The flattery of posterity is not worth much more than contemporary flattery, which is worth nothing.
—Jorge Luis Borges (1899–1986) Argentine Writer, Essayist, Poet
Flatter me, and I may not believe you. Criticize me, and I may not like you. Ignore me, and I may not forgive you. Encourage me, and I will not forget you. Love me and I may be forced to love you.
—William Arthur Ward (1921–94) American Author
None are more taken in by flattery than the proud, who wish to be the first and are not.
—Baruch Spinoza (1632–77) Dutch Philosopher
Imitation is the sincerest of flattery.
—Charles Caleb Colton (1780–1832) English Angelic Priest, Writer, Collector
I would rather hear the pleased laugh of a child over some feature of my exhibition than receive as I did the flattering compliments of the Prince of Wales.
—P. T. Barnum (1810–91) American Businessperson, Entertainer
Baloney is flattery laid on so thick it cannot be true, and blarney is flattery so thin we love it.
—Fulton J. Sheen (1895–1979) American Catholic Religious Leader, Theologian
Know thyself, thine evil as well as thy good, and flattery shall not harm thee; her speech shall be a warning, a humbling, and a guide; for wherein thou lackest most, there chiefly will thy sycophant commend thee.
—Martin Farquhar Tupper (1810–89) English Poet, Writer
Flattery is from the teeth out.

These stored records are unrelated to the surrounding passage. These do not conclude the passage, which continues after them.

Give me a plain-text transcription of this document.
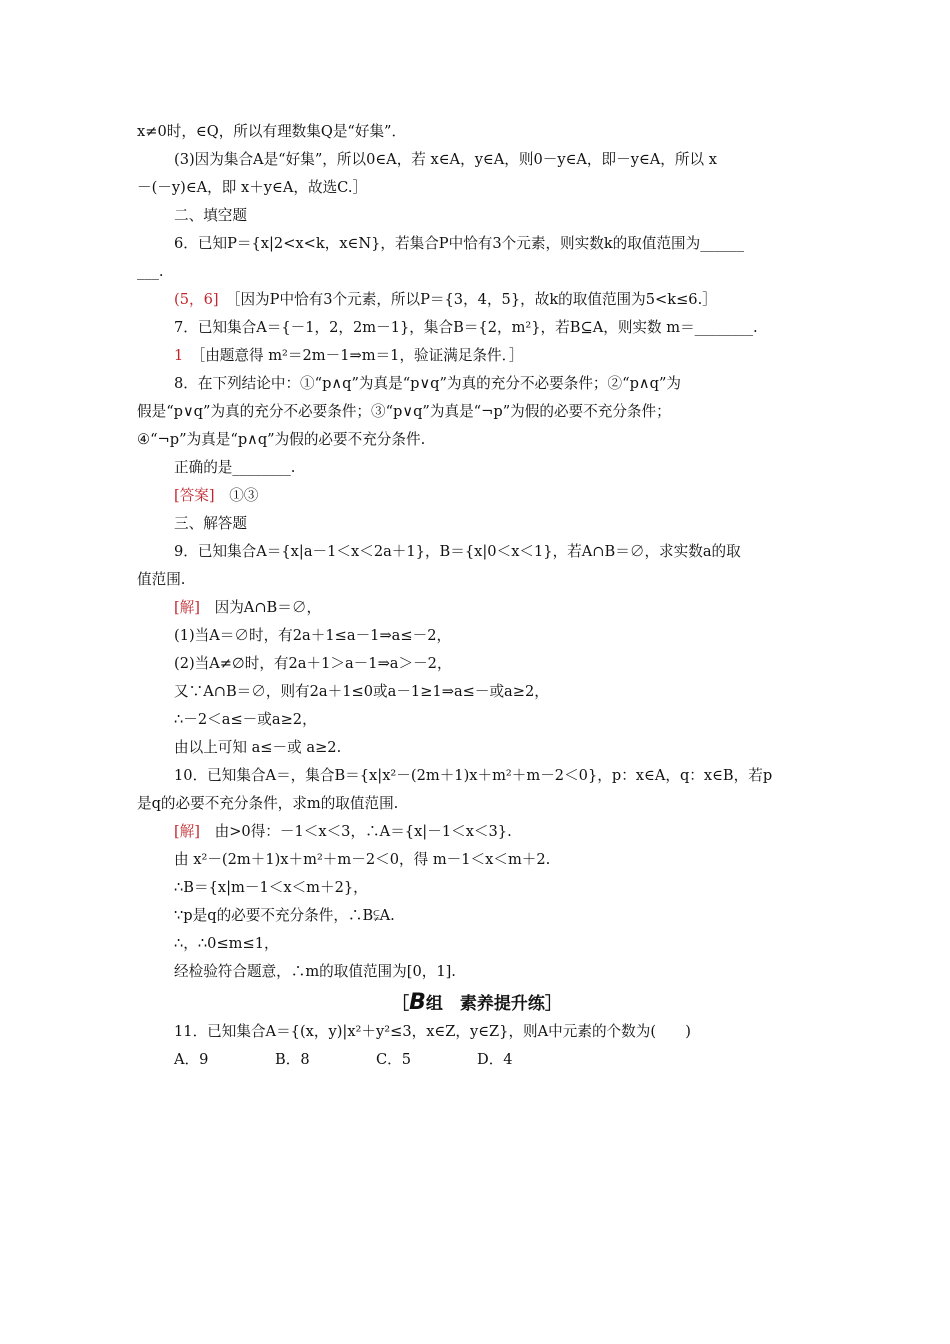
x≠0时，∈Q，所以有理数集Q是“好集”．
(3)因为集合A是“好集”，所以0∈A，若 x∈A，y∈A，则0－y∈A，即－y∈A，所以 x
－(－y)∈A，即 x＋y∈A，故选C.］
二、填空题
6．已知P＝{x|2<x<k，x∈N}，若集合P中恰有3个元素，则实数k的取值范围为______
___.
(5，6]　 ［因为P中恰有3个元素，所以P＝{3，4，5}，故k的取值范围为5<k≤6.］
7．已知集合A＝{－1，2，2m－1}，集合B＝{2，m²}，若B⊆A，则实数 m＝________.
1　 ［由题意得 m²＝2m－1⇒m＝1，验证满足条件．］
8．在下列结论中：①“p∧q”为真是“p∨q”为真的充分不必要条件；②“p∧q”为
假是“p∨q”为真的充分不必要条件；③“p∨q”为真是“¬p”为假的必要不充分条件；
④“¬p”为真是“p∧q”为假的必要不充分条件.
正确的是________.
[答案]　 ①③
三、解答题
9．已知集合A＝{x|a－1＜x＜2a＋1}，B＝{x|0＜x＜1}，若A∩B＝∅，求实数a的取
值范围.
[解]　 因为A∩B＝∅，
(1)当A＝∅时，有2a＋1≤a－1⇒a≤－2，
(2)当A≠∅时，有2a＋1＞a－1⇒a＞－2，
又∵A∩B＝∅，则有2a＋1≤0或a－1≥1⇒a≤－或a≥2，
∴－2＜a≤－或a≥2，
由以上可知 a≤－或 a≥2.
10．已知集合A＝，集合B＝{x|x²－(2m＋1)x＋m²＋m－2＜0}，p：x∈A，q：x∈B，若p
是q的必要不充分条件，求m的取值范围.
[解]　 由>0得：－1＜x＜3，∴A＝{x|－1＜x＜3}.
由 x²－(2m＋1)x＋m²＋m－2＜0，得 m－1＜x＜m＋2.
∴B＝{x|m－1＜x＜m＋2}，
∵p是q的必要不充分条件，∴B⫋A.
∴，∴0≤m≤1，
经检验符合题意，∴m的取值范围为[0，1].
［B组　素养提升练］
11．已知集合A＝{(x，y)|x²＋y²≤3，x∈Z，y∈Z}，则A中元素的个数为(　　)
A．9	B．8	C．5	D．4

Sincere appreciation is from the heart out.
—Dale Carnegie (1888–1955) American Self-Help Author
Let flattery, the handmaid of the vices, be far removed.

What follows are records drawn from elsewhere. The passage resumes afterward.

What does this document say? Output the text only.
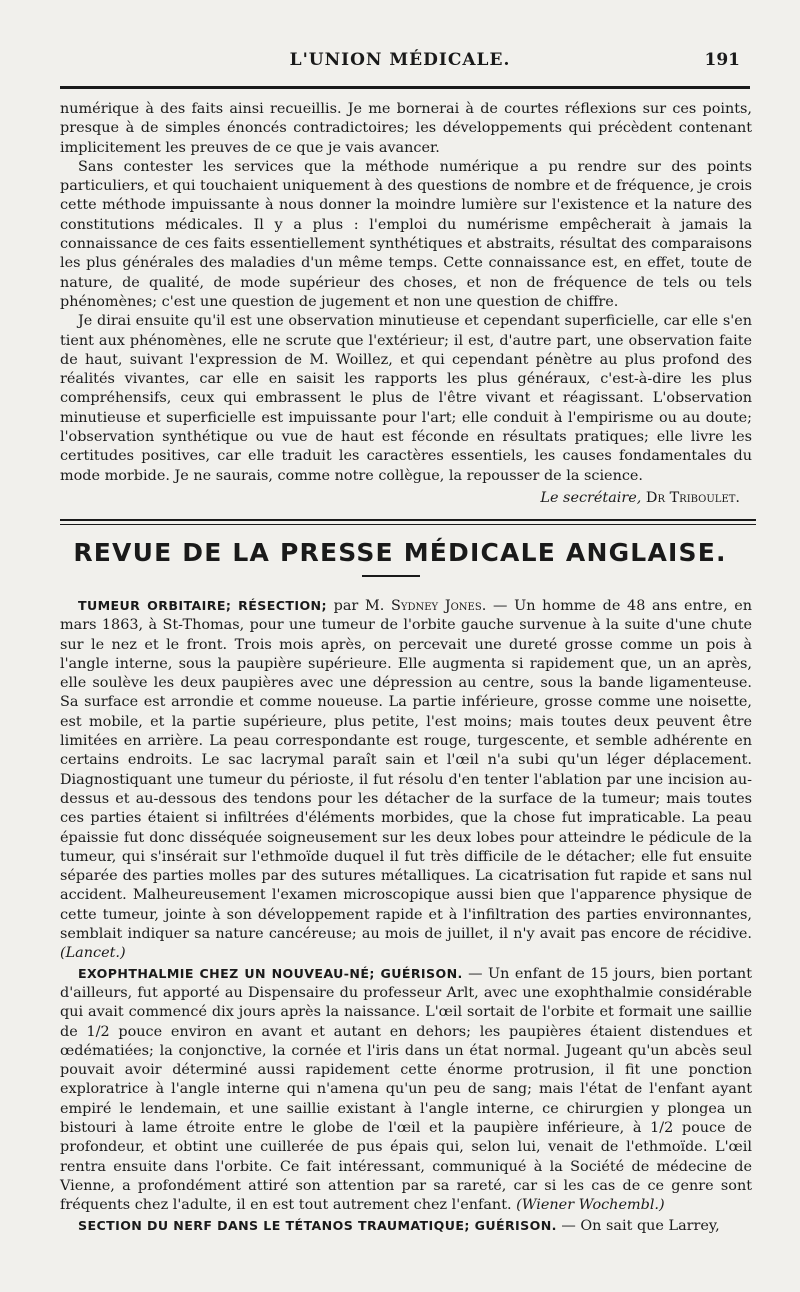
L'UNION MÉDICALE.	191

numérique à des faits ainsi recueillis. Je me bornerai à de courtes réflexions sur ces points, presque à de simples énoncés contradictoires; les développements qui précèdent contenant implicitement les preuves de ce que je vais avancer.

Sans contester les services que la méthode numérique a pu rendre sur des points particuliers, et qui touchaient uniquement à des questions de nombre et de fréquence, je crois cette méthode impuissante à nous donner la moindre lumière sur l'existence et la nature des constitutions médicales. Il y a plus : l'emploi du numérisme empêcherait à jamais la connaissance de ces faits essentiellement synthétiques et abstraits, résultat des comparaisons les plus générales des maladies d'un même temps. Cette connaissance est, en effet, toute de nature, de qualité, de mode supérieur des choses, et non de fréquence de tels ou tels phénomènes; c'est une question de jugement et non une question de chiffre.

Je dirai ensuite qu'il est une observation minutieuse et cependant superficielle, car elle s'en tient aux phénomènes, elle ne scrute que l'extérieur; il est, d'autre part, une observation faite de haut, suivant l'expression de M. Woillez, et qui cependant pénètre au plus profond des réalités vivantes, car elle en saisit les rapports les plus généraux, c'est-à-dire les plus compréhensifs, ceux qui embrassent le plus de l'être vivant et réagissant. L'observation minutieuse et superficielle est impuissante pour l'art; elle conduit à l'empirisme ou au doute; l'observation synthétique ou vue de haut est féconde en résultats pratiques; elle livre les certitudes positives, car elle traduit les caractères essentiels, les causes fondamentales du mode morbide. Je ne saurais, comme notre collègue, la repousser de la science.

Le secrétaire, Dr Triboulet.
REVUE DE LA PRESSE MÉDICALE ANGLAISE.

TUMEUR ORBITAIRE; RÉSECTION; par M. Sydney Jones. — Un homme de 48 ans entre, en mars 1863, à St-Thomas, pour une tumeur de l'orbite gauche survenue à la suite d'une chute sur le nez et le front. Trois mois après, on percevait une dureté grosse comme un pois à l'angle interne, sous la paupière supérieure. Elle augmenta si rapidement que, un an après, elle soulève les deux paupières avec une dépression au centre, sous la bande ligamenteuse. Sa surface est arrondie et comme noueuse. La partie inférieure, grosse comme une noisette, est mobile, et la partie supérieure, plus petite, l'est moins; mais toutes deux peuvent être limitées en arrière. La peau correspondante est rouge, turgescente, et semble adhérente en certains endroits. Le sac lacrymal paraît sain et l'œil n'a subi qu'un léger déplacement. Diagnostiquant une tumeur du périoste, il fut résolu d'en tenter l'ablation par une incision au-dessus et au-dessous des tendons pour les détacher de la surface de la tumeur; mais toutes ces parties étaient si infiltrées d'éléments morbides, que la chose fut impraticable. La peau épaissie fut donc disséquée soigneusement sur les deux lobes pour atteindre le pédicule de la tumeur, qui s'insérait sur l'ethmoïde duquel il fut très difficile de le détacher; elle fut ensuite séparée des parties molles par des sutures métalliques. La cicatrisation fut rapide et sans nul accident. Malheureusement l'examen microscopique aussi bien que l'apparence physique de cette tumeur, jointe à son développement rapide et à l'infiltration des parties environnantes, semblait indiquer sa nature cancéreuse; au mois de juillet, il n'y avait pas encore de récidive. (Lancet.)

EXOPHTHALMIE CHEZ UN NOUVEAU-NÉ; GUÉRISON. — Un enfant de 15 jours, bien portant d'ailleurs, fut apporté au Dispensaire du professeur Arlt, avec une exophthalmie considérable qui avait commencé dix jours après la naissance. L'œil sortait de l'orbite et formait une saillie de 1/2 pouce environ en avant et autant en dehors; les paupières étaient distendues et œdématiées; la conjonctive, la cornée et l'iris dans un état normal. Jugeant qu'un abcès seul pouvait avoir déterminé aussi rapidement cette énorme protrusion, il fit une ponction exploratrice à l'angle interne qui n'amena qu'un peu de sang; mais l'état de l'enfant ayant empiré le lendemain, et une saillie existant à l'angle interne, ce chirurgien y plongea un bistouri à lame étroite entre le globe de l'œil et la paupière inférieure, à 1/2 pouce de profondeur, et obtint une cuillerée de pus épais qui, selon lui, venait de l'ethmoïde. L'œil rentra ensuite dans l'orbite. Ce fait intéressant, communiqué à la Société de médecine de Vienne, a profondément attiré son attention par sa rareté, car si les cas de ce genre sont fréquents chez l'adulte, il en est tout autrement chez l'enfant. (Wiener Wochembl.)

SECTION DU NERF DANS LE TÉTANOS TRAUMATIQUE; GUÉRISON. — On sait que Larrey,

—Cicero (106BCE–43BCE) Roman Philosopher, Orator, Politician, Lawyer
The reason that adulation is not displeasing is that, though untrue, it shows one to be of consequence enough, in one way or other, to induce people to lie.

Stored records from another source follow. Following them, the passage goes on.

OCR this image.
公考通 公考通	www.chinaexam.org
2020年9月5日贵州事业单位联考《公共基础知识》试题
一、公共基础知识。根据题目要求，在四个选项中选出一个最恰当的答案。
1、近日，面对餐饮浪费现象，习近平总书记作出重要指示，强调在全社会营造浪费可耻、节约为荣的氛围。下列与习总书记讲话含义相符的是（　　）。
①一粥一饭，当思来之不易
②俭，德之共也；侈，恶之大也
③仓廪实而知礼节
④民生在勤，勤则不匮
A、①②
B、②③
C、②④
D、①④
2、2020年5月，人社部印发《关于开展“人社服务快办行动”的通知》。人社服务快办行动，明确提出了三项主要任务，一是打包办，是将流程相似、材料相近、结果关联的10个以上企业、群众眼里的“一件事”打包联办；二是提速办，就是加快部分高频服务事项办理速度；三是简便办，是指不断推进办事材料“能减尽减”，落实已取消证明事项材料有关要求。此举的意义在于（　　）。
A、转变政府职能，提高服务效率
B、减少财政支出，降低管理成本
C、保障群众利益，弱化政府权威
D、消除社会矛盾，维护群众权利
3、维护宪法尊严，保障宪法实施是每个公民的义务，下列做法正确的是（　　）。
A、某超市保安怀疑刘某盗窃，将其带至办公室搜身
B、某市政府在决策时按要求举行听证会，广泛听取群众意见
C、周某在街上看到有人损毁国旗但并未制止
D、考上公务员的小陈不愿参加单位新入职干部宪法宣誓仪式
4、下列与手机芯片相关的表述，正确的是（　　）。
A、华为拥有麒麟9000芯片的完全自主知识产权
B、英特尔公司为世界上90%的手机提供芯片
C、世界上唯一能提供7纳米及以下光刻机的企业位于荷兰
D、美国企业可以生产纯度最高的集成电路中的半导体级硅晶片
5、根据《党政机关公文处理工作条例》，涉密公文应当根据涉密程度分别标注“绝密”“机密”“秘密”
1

—Lord Byron (George Gordon Byron) (1788–1824) English Romantic Poet
Everyone likes flattery; and when you come to Royalty you should lay it on with a trowel.
—Benjamin Franklin (1706–90) American Political Leader, Inventor, Diplomat
We sometimes think we hate flattery, when we only hate the manner in which we have been flattered.
—Francois de La Rochefoucauld
The aim of flattery is to soothe and encourage us by assuring us of the truth of an opinion we have already formed about ourselves.